Venues around Kaukonen, Lapland
The village of Kaukonen sits 130km north of Rovaniemi, the city where chartered aircraft dump families visiting Santa Claus in the run-up to Christmas. Kaukonen is deep inside Lapland and it’s tiny. Administrators at the Silence Festival warn you before arrival that there’s no shop in the village and no cash dispenser. They have no need for such things here. They don’t have much need for visiting journalists either: I have to sneak in under the guise of a volunteer.
But that’s fine. Everyone is here to help, to share, to collaborate and to do things they’ve not done before. At the heart of the Silence Festival’s programme are odd encounters. Many artists here are rooted in the Nordic circus tradition. They do their charming, enchanting, contorting thing but are constantly shunted up against musicians, filmmakers, actors, poets, dancers, cartoonists and performers of no fixed definition.
Lots happened under Lapland’s continuous summer sun from Wednesday to Saturday. There was a thigh-slapping covers set from the village rock band in the sitting room of a private cottage; there was a performance of the suite from Stravinsky’s A Soldier’s Tale amid the clean lines of a public art gallery in a forest some miles away.
But I’ll leave with one show etched more deeply in my memory than any other. The Forest Project is a circus-dance-theatre-music piece that, in this particular incarnation, saw an audience of around 50 led through an ancient forest by Sade Kamppila and Viivi Roiha. The shamanistic, emotionally humid performance ends with both performers naked, hurling themselves at the forest’s peat and bracken after all manner of physical ordeals, kooky jokes and striking bodily contortions that illuminate an ancient Finnish philosophy. As we trudged back through the trees to the awaiting bus, the two women appeared once more: sat on a rocky outcrop in the distance, on the other side of a lake, singing and signalling to us over the small fire they’d built to dry themselves, far away enough to seem almost like an illusion.

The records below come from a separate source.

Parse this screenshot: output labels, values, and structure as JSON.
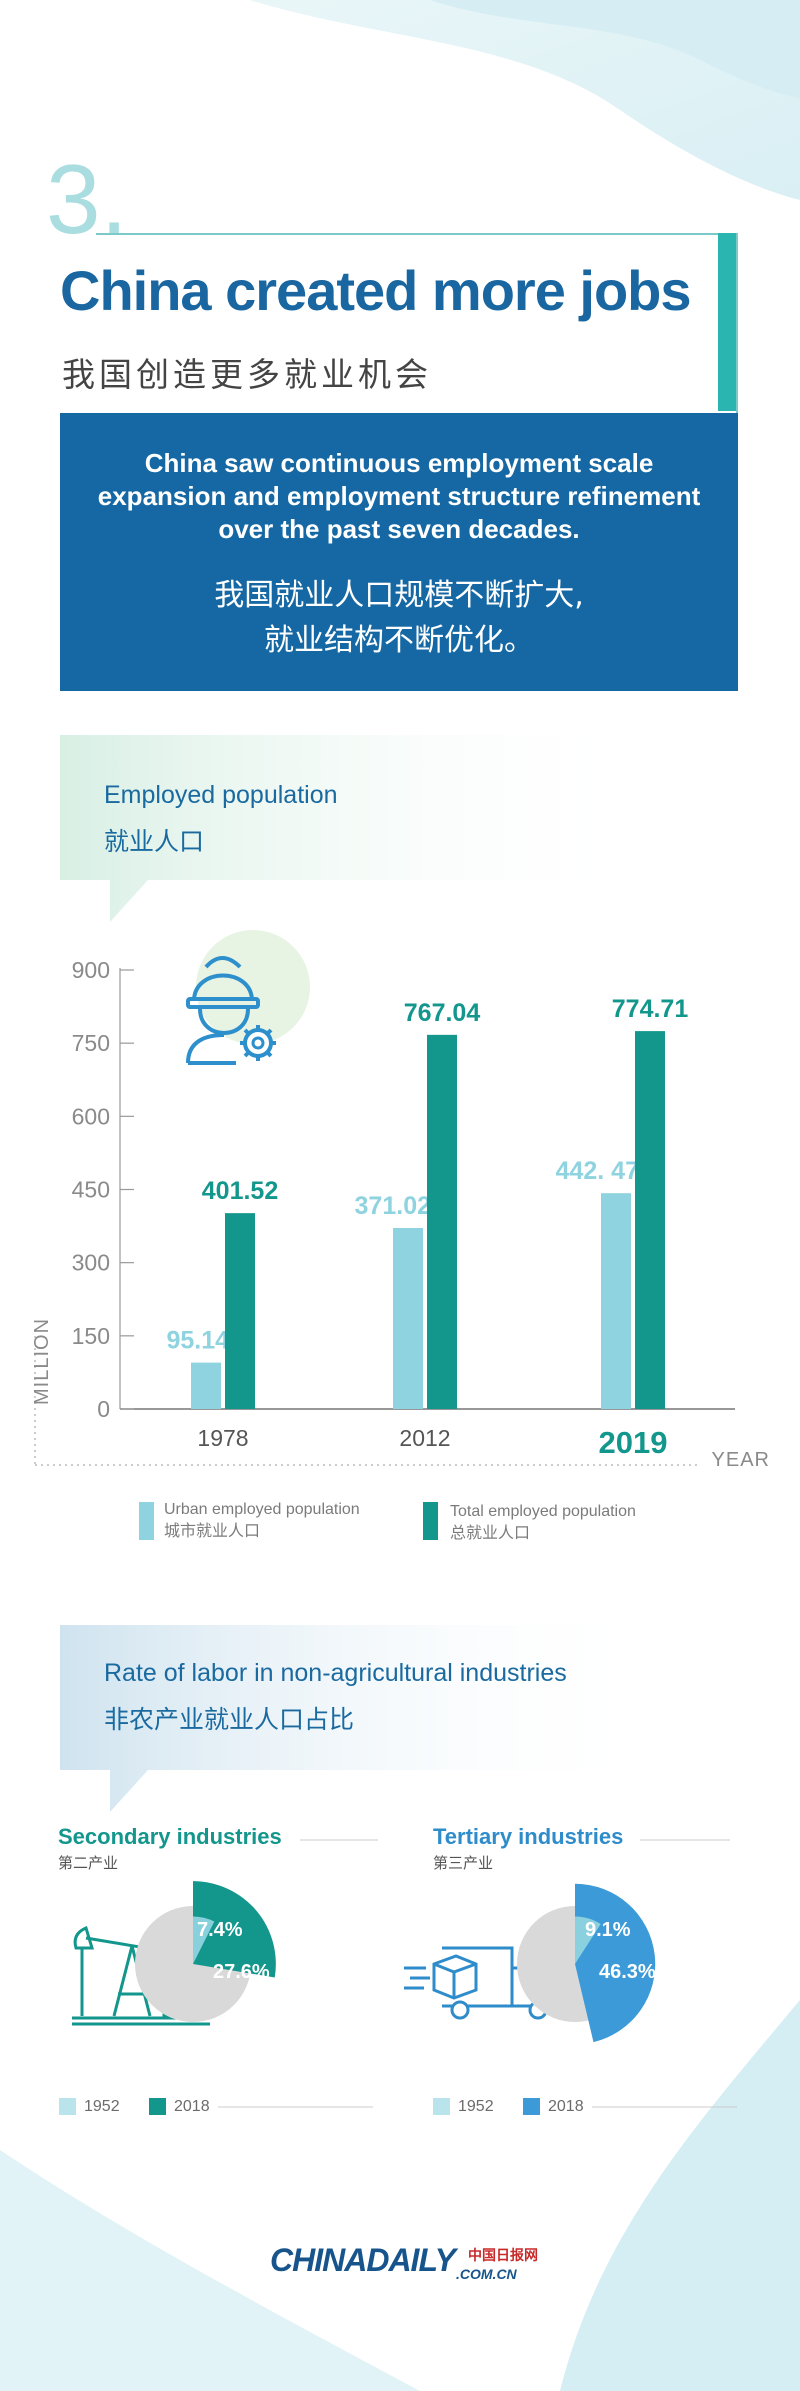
{
  "colors": {
    "brand_blue": "#1568a3",
    "teal": "#13968c",
    "light_blue_bar": "#8ed3df",
    "sky_blue": "#3b9ad7",
    "pie_gray": "#d9d9d9"
  },
  "header": {
    "section_number": "3.",
    "title_en": "China created more jobs",
    "title_zh": "我国创造更多就业机会"
  },
  "summary": {
    "text_en": "China saw continuous employment scale expansion and employment structure refinement over the past seven decades.",
    "text_zh_line1": "我国就业人口规模不断扩大,",
    "text_zh_line2": "就业结构不断优化。"
  },
  "employment_section": {
    "label_en": "Employed population",
    "label_zh": "就业人口",
    "icon": "worker-with-gear-icon",
    "y_axis_name": "MILLION",
    "x_axis_name": "YEAR",
    "legend": [
      {
        "en": "Urban employed population",
        "zh": "城市就业人口",
        "color": "#8ed3df"
      },
      {
        "en": "Total employed population",
        "zh": "总就业人口",
        "color": "#13968c"
      }
    ]
  },
  "labor_section": {
    "label_en": "Rate of labor in non-agricultural industries",
    "label_zh": "非农产业就业人口占比",
    "secondary": {
      "title_en": "Secondary industries",
      "title_zh": "第二产业",
      "icon": "oil-pump-jack-icon",
      "legend_1952": "1952",
      "legend_2018": "2018"
    },
    "tertiary": {
      "title_en": "Tertiary industries",
      "title_zh": "第三产业",
      "icon": "delivery-truck-icon",
      "legend_1952": "1952",
      "legend_2018": "2018"
    }
  },
  "footer": {
    "logo_main": "CHINADAILY",
    "logo_sub": ".COM.CN",
    "logo_zh": "中国日报网"
  },
  "chart_data": [
    {
      "type": "bar",
      "title": "Employed population",
      "categories": [
        "1978",
        "2012",
        "2019"
      ],
      "highlight_category": "2019",
      "series": [
        {
          "name": "Urban employed population",
          "values": [
            95.14,
            371.02,
            442.47
          ],
          "labels": [
            "95.14",
            "371.02",
            "442. 47"
          ],
          "color": "#8ed3df"
        },
        {
          "name": "Total employed population",
          "values": [
            401.52,
            767.04,
            774.71
          ],
          "labels": [
            "401.52",
            "767.04",
            "774.71"
          ],
          "color": "#13968c"
        }
      ],
      "xlabel": "YEAR",
      "ylabel": "MILLION",
      "ylim": [
        0,
        900
      ],
      "yticks": [
        0,
        150,
        300,
        450,
        600,
        750,
        900
      ],
      "grid": false
    },
    {
      "type": "pie",
      "title": "Secondary industries",
      "series": [
        {
          "name": "1952",
          "value": 7.4,
          "label": "7.4%",
          "color": "#8ed3df"
        },
        {
          "name": "2018",
          "value": 27.6,
          "label": "27.6%",
          "color": "#13968c"
        }
      ]
    },
    {
      "type": "pie",
      "title": "Tertiary industries",
      "series": [
        {
          "name": "1952",
          "value": 9.1,
          "label": "9.1%",
          "color": "#8ed3df"
        },
        {
          "name": "2018",
          "value": 46.3,
          "label": "46.3%",
          "color": "#3b9ad7"
        }
      ]
    }
  ]
}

The performers seemed like lovers slowly torn apart.
Now and then Silence Festival broke out of Kaukonen’s confines, mostly to the nearby town of Kittilä. In Kittilä’s small church bandoneón player Henrik Sandås played music from 20th-century Argentina, while poet Juha Rautio recited his own verse. You don’t need to understand a word of Finnish to be moved by the inbuilt northern music of Rautio’s words, nor the resonance of bittersweet Argentinean tango delivered in a country that has since made the form its own. At the end of Piazzolla’s La Familia, Sandås’s bandoneón appeared to unfurl the transfiguring cadence that ends Sibelius’s Tapiola. That might be how Piazzolla’s piece is written; it might not – I don’t care. I felt it as closely as the bandoneón’s breath.

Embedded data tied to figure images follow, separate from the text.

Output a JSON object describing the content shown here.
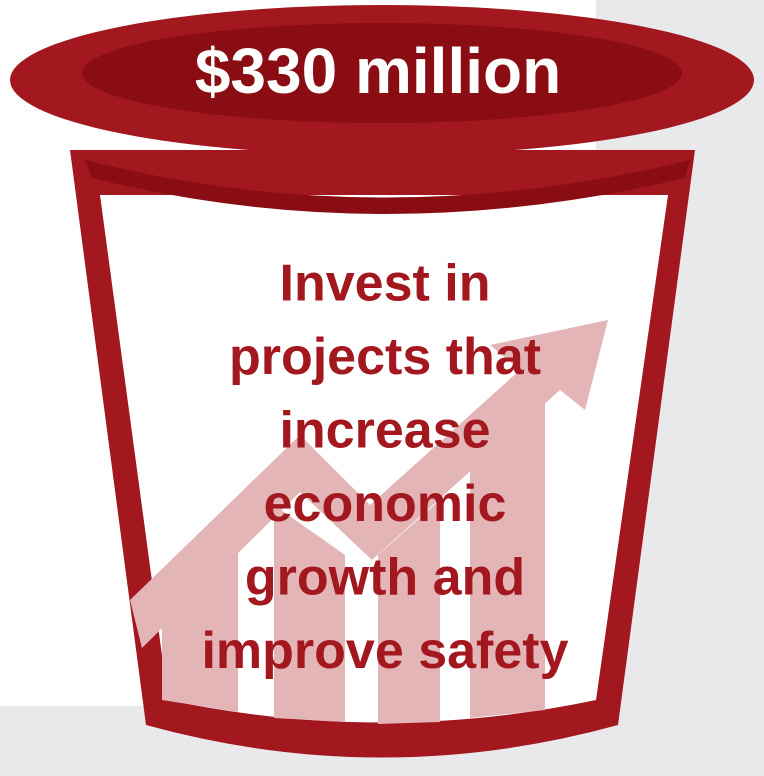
{
  "header": {
    "amount": "$330 million"
  },
  "body": {
    "lines": [
      "Invest in",
      "projects that",
      "increase",
      "economic",
      "growth and",
      "improve safety"
    ]
  }
}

In the opposite direction from Kaukonen is a woodland idyll commemorating the work and life of painter Reidar Särestöniemi. It was a busy 90 minutes here, starting with Outi Tarkiainen’s wind-blown Kunnes kivi halkeaa, dug purposefully into by violinist Minna Pensola, while Elice Abonce Muhonen was yanked up to the ceiling by her hair. In total, invigorating contrast, Alex Newton and Anthony Curt’s choreography for A Space In Between was urbane and poetic, danced by Emma Lister and Oliver Speers to music by Einojuhani Rautavaara, Toivo Kuula and an improvisation from the performing musicians Pensola and pianist Anna Laakso. Lister and Speers seemed like lovers slowly torn apart, set off by the raw power of the musicians.
That was as lofty as Silence Festival got. Back at Kaukonen, events remained purposefully as ram-shackled and rooted as the village itself. But there was always a clear creative point to what happened. At Villa Magia, the little hut that is Kaukonen’s spiritual home, cartoonist Ville Ranta live-sketched to the improvised accompaniment of guitarist Aleksi Ranta (his brother) and accordionist Niko Kumpuvaara (their childhood friend). Up the hill at the community centre, there were film screenings, a burlesque strip show, scented acrobatics from Ana Jordão, traditional Argentinean songs from Juan Manuel Vazquez and another, final set from the crooning village band.
Joining them on stage in Silence Festival’s dying minutes was the altitudinous guitarist Marzi Nyman. Everywhere you turned during these four days, it seemed Nyman was there, waiting for you, towering in his bright red pinstriped suit and brandishing his electric guitar, always able to yank whatever discourse he found himself embroiled in up to another level.
Nyman had played the festival’s first notes: a series of brief, surging loops like three concurrent wind speeds. He was there too, on Saturday morning, standing on the banks of the wide, fierce River Ounasjoki as Sanja Kosonen crossed it on a tightrope. To a circus newbie like me, her feat felt miraculous, but I’m sure that had something to do with the presence of Nyman in his red suit, and the strange, cosmic sounds of his guitar.